The early part of the book gives a fascinating insight into the daily life of ordinary, rural Chinese people eighty years ago, even though it is uncompromisingly told from a western view point. It tells, often in a humorous manner, of the difficulties the authors experienced in their early months in coming to terms with a new language and an familiar culture. It also relates occasional and more dramatic events such as anti-foreign riots, when the life of Elsie Cook and her colleagues was in serous danger.
In the post war period the letters tell of optimism as the country, at last at peace, tried to rebuild itself, with the help of substantial foreign aid, only to have everyone’s hopes dashed when the country was once again plunged into civil war as the Communists, under Mao Tse-tung, fought to take control of China.
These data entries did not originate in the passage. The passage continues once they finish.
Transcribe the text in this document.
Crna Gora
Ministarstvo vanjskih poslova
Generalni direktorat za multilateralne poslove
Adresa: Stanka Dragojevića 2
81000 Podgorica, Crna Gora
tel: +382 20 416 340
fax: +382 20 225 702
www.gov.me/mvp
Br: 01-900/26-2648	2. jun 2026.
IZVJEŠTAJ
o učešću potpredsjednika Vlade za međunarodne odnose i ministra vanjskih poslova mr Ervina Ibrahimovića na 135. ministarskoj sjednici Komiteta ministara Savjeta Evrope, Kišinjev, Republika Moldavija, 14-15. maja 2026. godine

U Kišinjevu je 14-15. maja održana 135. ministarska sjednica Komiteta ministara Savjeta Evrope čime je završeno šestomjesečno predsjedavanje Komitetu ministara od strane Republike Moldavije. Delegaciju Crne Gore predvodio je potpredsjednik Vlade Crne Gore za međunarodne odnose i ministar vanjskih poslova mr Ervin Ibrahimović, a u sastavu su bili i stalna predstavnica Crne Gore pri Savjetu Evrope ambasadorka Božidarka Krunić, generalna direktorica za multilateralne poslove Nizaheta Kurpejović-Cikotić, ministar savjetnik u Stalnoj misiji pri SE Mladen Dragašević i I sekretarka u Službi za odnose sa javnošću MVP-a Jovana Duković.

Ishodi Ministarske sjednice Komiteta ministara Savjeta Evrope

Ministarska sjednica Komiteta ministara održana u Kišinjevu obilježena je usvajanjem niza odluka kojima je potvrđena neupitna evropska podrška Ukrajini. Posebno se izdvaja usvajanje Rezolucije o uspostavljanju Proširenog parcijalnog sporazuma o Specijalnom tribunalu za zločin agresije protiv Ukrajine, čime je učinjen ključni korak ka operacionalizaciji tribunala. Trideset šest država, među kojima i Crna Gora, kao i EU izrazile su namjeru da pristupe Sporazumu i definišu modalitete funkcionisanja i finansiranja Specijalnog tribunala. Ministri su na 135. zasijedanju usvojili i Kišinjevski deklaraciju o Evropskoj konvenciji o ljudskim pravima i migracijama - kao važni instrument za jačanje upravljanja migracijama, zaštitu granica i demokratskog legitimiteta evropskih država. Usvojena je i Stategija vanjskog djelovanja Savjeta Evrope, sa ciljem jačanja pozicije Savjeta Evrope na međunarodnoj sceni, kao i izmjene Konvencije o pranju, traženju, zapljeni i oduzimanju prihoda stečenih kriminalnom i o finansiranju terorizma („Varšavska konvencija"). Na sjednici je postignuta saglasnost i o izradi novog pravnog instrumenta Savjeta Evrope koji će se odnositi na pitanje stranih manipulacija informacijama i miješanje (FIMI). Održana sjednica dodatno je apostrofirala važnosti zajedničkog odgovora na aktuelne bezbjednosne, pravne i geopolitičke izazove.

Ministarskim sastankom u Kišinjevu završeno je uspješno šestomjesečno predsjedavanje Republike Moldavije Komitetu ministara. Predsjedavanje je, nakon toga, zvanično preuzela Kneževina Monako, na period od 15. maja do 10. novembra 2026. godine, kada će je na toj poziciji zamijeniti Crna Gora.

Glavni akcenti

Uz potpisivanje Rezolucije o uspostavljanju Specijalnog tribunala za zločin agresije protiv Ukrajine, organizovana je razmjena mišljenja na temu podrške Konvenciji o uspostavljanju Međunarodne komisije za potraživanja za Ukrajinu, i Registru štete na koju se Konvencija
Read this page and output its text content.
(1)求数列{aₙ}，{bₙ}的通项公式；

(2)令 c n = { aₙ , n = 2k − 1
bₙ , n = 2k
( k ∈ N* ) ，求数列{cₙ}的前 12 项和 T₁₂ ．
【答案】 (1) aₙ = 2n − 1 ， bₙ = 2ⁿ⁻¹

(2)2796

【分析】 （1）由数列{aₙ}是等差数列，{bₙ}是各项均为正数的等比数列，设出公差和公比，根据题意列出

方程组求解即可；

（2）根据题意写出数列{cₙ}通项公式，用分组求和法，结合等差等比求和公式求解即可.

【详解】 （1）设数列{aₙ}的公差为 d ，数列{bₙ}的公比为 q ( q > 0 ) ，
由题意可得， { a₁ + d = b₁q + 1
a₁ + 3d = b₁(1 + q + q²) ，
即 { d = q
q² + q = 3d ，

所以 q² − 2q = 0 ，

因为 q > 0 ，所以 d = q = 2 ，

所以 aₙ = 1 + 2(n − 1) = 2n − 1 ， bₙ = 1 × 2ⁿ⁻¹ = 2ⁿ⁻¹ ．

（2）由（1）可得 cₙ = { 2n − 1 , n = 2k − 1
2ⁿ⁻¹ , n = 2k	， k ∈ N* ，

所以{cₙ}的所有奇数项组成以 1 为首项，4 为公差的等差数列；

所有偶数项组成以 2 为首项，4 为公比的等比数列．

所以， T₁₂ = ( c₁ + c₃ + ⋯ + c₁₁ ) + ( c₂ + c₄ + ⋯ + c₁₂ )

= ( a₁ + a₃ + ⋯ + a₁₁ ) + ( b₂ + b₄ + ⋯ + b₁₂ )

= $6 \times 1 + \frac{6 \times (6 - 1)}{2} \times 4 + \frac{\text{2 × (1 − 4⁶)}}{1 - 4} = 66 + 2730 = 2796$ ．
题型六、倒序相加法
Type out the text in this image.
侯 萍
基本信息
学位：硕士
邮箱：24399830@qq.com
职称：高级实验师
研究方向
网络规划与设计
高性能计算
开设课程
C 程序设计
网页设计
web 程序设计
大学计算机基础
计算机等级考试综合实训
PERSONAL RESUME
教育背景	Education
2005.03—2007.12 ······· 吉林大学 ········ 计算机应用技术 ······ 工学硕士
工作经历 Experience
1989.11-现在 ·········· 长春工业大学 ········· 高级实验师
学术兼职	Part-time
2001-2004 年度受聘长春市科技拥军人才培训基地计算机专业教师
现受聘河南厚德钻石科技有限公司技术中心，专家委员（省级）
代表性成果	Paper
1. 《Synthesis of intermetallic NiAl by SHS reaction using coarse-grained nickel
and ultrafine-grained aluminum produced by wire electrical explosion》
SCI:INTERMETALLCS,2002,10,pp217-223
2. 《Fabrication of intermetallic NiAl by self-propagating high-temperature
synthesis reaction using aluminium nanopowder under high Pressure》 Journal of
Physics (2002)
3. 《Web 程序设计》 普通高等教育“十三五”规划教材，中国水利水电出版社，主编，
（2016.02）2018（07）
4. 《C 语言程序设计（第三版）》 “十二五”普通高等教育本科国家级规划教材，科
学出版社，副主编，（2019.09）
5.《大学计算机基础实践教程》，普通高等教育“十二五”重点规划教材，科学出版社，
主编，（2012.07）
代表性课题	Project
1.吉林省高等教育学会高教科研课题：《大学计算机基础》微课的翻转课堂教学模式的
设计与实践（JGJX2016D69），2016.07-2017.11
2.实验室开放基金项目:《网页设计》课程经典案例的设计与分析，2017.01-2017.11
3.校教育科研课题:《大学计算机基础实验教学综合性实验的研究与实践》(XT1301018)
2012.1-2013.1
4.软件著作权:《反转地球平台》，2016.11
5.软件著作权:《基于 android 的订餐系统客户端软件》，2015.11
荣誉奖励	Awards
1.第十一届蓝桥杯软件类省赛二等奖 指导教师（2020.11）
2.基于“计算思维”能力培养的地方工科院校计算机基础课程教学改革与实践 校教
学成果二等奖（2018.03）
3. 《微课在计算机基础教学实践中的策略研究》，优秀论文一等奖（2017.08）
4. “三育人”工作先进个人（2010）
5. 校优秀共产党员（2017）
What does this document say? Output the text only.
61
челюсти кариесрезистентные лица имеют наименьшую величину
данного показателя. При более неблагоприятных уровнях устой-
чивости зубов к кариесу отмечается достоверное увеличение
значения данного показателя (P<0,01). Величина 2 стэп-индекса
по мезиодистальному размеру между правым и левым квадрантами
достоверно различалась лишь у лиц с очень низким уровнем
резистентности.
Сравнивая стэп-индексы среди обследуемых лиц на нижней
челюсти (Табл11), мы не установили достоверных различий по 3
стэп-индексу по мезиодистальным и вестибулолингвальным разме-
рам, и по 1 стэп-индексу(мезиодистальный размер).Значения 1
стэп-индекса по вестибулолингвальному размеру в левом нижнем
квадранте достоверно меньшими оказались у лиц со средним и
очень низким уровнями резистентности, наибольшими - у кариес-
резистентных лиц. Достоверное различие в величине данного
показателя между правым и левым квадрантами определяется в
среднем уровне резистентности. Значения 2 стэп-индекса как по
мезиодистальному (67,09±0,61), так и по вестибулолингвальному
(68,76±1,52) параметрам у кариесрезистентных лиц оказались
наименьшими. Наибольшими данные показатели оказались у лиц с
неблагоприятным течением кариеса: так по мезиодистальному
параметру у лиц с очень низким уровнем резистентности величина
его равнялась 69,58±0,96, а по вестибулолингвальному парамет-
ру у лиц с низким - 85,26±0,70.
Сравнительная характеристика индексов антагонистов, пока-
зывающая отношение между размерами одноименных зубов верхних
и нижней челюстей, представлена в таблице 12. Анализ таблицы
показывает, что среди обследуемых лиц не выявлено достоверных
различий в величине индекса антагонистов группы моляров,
The final section of the book consists of letters written from Hong Kong by the Rev Clifford Cook where he worked for two years trying to bring some relief and dignity into the lives of the human flood of refugees who poured into the colony after the Communist takeover of the mainland.
Although religious belief may have been the motivating force for the authors the book will appeal to people, like myself, who are not of a religious disposition. Certainly religion comes into it, but so too does the daily life of the people of China, the horrors of warfare and much else besides. Overall it is a fascinating story of adventure, of hardship, bravery and compassion, told without pomp or undue piousness.